Have your funeral before you are dead.
Even simpler; don’t publish an obituary.
One of the cousins actually did that. He basically knew he was in the final months after a long battle with cancer and wanted one last party before he got to ill to enjoy it. So he sent invitations to his “FUNeral” and did it up right. He was dressed in his best suit, carried a daisy over his head, laid on a table while we all talked about how natural and good he looked ------ ton of other stuff. It really was one of the greatest funerals I ever attended. When he did pass it was a simple thing with just his siblings and siblings-in-laws at the cemetery. Something like that wouldn’t fly in most families; in ours it went just fine.
Nansbread1, I don’t have any advice for you, but I’m so very sorry you’re in this position. Hugs.
Unfortunately, we were having make plans for this contingency in our family.

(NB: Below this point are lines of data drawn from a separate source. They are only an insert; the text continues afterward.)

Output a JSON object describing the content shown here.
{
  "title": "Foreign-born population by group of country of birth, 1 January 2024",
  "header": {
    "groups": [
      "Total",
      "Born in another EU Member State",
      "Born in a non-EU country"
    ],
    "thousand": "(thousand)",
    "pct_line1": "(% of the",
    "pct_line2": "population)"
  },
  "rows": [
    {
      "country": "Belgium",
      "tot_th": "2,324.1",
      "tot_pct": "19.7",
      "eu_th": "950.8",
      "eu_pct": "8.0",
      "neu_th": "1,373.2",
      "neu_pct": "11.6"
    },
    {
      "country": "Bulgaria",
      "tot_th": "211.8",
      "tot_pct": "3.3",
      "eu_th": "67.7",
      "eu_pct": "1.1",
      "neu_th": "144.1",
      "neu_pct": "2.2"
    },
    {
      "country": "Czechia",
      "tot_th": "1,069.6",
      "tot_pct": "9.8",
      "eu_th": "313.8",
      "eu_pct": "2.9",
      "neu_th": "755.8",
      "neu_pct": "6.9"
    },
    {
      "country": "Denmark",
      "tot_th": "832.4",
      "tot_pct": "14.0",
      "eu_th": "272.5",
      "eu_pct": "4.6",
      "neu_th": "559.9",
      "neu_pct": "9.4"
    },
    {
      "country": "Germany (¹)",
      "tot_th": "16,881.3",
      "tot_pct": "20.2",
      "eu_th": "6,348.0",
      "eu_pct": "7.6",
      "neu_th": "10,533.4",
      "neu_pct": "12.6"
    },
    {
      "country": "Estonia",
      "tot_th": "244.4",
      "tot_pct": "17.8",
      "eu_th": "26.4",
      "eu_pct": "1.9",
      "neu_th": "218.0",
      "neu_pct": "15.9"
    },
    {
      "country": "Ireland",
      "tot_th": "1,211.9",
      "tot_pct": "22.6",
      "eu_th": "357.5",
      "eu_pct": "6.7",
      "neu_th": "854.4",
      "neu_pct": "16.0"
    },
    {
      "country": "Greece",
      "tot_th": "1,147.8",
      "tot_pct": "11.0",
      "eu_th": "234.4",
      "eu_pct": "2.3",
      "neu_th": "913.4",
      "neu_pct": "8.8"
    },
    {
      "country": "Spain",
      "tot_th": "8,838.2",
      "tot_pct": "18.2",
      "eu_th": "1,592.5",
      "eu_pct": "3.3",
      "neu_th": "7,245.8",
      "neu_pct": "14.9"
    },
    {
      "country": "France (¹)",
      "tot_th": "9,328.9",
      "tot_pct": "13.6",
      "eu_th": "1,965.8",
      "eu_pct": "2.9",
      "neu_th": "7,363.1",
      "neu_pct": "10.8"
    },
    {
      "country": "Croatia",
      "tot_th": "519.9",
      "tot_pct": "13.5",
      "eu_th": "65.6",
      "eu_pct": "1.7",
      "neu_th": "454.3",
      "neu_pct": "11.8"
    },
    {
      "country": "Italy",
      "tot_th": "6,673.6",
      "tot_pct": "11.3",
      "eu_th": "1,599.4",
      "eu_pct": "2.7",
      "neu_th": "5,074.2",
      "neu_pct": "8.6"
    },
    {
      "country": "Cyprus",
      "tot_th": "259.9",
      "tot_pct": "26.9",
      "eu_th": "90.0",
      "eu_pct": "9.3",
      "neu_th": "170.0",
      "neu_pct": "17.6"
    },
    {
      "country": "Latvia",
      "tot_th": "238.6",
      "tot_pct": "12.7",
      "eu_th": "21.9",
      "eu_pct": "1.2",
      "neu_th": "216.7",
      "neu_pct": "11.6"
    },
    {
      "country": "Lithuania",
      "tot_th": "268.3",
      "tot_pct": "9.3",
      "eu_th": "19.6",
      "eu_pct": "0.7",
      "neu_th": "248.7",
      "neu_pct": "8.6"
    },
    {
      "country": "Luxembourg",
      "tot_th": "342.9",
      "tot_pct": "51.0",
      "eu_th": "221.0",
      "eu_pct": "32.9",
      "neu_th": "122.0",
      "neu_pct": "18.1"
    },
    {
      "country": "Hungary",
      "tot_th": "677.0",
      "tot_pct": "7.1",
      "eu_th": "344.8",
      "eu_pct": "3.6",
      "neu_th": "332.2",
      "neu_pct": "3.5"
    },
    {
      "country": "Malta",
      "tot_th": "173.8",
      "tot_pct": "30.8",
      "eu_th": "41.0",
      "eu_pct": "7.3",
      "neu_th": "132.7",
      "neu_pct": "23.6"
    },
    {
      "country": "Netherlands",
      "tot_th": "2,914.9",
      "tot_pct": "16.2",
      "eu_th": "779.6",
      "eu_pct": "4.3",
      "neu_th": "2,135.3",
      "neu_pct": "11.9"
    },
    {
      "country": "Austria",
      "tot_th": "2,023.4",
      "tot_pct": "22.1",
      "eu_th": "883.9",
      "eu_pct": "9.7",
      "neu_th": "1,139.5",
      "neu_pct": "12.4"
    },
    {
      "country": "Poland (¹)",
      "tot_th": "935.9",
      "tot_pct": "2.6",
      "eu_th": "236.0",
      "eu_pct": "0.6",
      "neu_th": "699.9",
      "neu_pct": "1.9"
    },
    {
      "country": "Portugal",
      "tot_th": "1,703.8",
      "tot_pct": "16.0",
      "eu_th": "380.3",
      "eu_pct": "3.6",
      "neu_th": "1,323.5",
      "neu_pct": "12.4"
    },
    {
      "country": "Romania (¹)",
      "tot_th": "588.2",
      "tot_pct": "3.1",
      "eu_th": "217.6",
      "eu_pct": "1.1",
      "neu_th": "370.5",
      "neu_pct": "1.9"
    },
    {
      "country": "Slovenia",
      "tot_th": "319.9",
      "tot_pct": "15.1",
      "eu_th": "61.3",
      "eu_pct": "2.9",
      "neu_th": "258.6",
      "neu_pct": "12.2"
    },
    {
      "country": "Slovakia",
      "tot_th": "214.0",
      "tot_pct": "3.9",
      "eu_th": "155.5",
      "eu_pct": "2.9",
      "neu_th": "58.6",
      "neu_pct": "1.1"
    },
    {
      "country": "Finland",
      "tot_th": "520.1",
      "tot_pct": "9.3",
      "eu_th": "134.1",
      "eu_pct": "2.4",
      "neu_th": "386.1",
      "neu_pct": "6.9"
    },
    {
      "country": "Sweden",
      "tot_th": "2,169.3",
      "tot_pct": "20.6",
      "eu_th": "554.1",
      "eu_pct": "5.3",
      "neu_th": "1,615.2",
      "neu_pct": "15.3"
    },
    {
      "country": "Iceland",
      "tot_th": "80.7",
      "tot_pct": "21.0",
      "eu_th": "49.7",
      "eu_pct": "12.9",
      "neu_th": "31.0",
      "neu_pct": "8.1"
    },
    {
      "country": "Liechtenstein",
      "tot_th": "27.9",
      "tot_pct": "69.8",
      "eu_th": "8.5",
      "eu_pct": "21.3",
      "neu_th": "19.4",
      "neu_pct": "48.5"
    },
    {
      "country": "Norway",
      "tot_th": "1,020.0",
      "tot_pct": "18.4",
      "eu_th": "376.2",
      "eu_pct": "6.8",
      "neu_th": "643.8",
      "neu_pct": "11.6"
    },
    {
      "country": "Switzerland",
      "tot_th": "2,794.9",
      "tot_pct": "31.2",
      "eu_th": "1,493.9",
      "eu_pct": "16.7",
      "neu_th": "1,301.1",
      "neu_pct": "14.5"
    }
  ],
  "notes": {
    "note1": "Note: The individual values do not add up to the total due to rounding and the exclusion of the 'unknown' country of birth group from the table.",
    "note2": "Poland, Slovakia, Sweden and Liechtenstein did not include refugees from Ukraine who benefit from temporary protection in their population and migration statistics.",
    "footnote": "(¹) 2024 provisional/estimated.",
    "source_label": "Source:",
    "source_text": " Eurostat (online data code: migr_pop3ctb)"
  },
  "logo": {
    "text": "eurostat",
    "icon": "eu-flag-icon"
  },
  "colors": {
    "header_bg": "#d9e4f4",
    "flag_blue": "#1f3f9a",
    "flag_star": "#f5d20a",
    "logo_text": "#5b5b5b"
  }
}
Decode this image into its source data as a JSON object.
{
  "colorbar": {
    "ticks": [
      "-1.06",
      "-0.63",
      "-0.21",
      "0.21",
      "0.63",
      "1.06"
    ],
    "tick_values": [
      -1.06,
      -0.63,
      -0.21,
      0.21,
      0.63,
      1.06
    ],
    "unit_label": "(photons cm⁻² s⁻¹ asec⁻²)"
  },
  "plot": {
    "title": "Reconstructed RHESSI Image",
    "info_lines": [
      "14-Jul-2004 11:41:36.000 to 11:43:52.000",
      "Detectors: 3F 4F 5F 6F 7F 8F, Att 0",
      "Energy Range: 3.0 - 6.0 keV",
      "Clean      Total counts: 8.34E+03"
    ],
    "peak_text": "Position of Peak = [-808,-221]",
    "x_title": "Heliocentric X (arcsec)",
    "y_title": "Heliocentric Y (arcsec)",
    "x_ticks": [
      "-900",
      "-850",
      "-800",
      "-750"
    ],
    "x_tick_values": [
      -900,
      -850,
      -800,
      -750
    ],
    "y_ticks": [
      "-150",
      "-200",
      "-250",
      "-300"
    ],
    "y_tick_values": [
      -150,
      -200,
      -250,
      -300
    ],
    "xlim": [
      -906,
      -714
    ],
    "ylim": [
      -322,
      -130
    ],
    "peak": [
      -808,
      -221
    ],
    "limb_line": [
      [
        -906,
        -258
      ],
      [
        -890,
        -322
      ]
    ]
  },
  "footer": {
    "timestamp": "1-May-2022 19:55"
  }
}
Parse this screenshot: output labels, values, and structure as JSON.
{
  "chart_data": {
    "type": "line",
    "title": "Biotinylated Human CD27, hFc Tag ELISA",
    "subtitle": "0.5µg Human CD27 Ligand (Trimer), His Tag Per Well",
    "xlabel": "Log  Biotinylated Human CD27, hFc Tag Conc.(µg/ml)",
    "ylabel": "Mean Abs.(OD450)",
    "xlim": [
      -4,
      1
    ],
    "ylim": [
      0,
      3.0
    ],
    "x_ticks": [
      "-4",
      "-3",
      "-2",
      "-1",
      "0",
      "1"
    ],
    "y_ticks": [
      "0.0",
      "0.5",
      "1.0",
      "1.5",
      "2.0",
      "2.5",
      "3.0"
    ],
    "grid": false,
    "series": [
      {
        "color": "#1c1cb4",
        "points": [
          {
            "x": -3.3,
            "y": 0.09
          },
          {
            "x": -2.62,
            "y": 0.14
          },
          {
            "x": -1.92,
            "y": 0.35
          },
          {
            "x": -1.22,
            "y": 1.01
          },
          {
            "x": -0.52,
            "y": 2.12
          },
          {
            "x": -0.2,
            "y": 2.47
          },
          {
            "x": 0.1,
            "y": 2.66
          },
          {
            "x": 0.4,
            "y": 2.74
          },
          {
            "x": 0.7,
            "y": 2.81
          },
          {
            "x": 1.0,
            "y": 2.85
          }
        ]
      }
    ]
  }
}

If it’s a small funeral, then having the owner of the establishment tell the people to leave should be sufficient.
In our case, the person in question can be quite persistent so we were considering have private security for the funeral. Not a lot of fun. :mad:
It looks like that may not be necessary now. I hope so.
You can look at having your desires made into your will and then have the division be contingent on having your wishes followed. You will need to consult with a real attorney for that, though.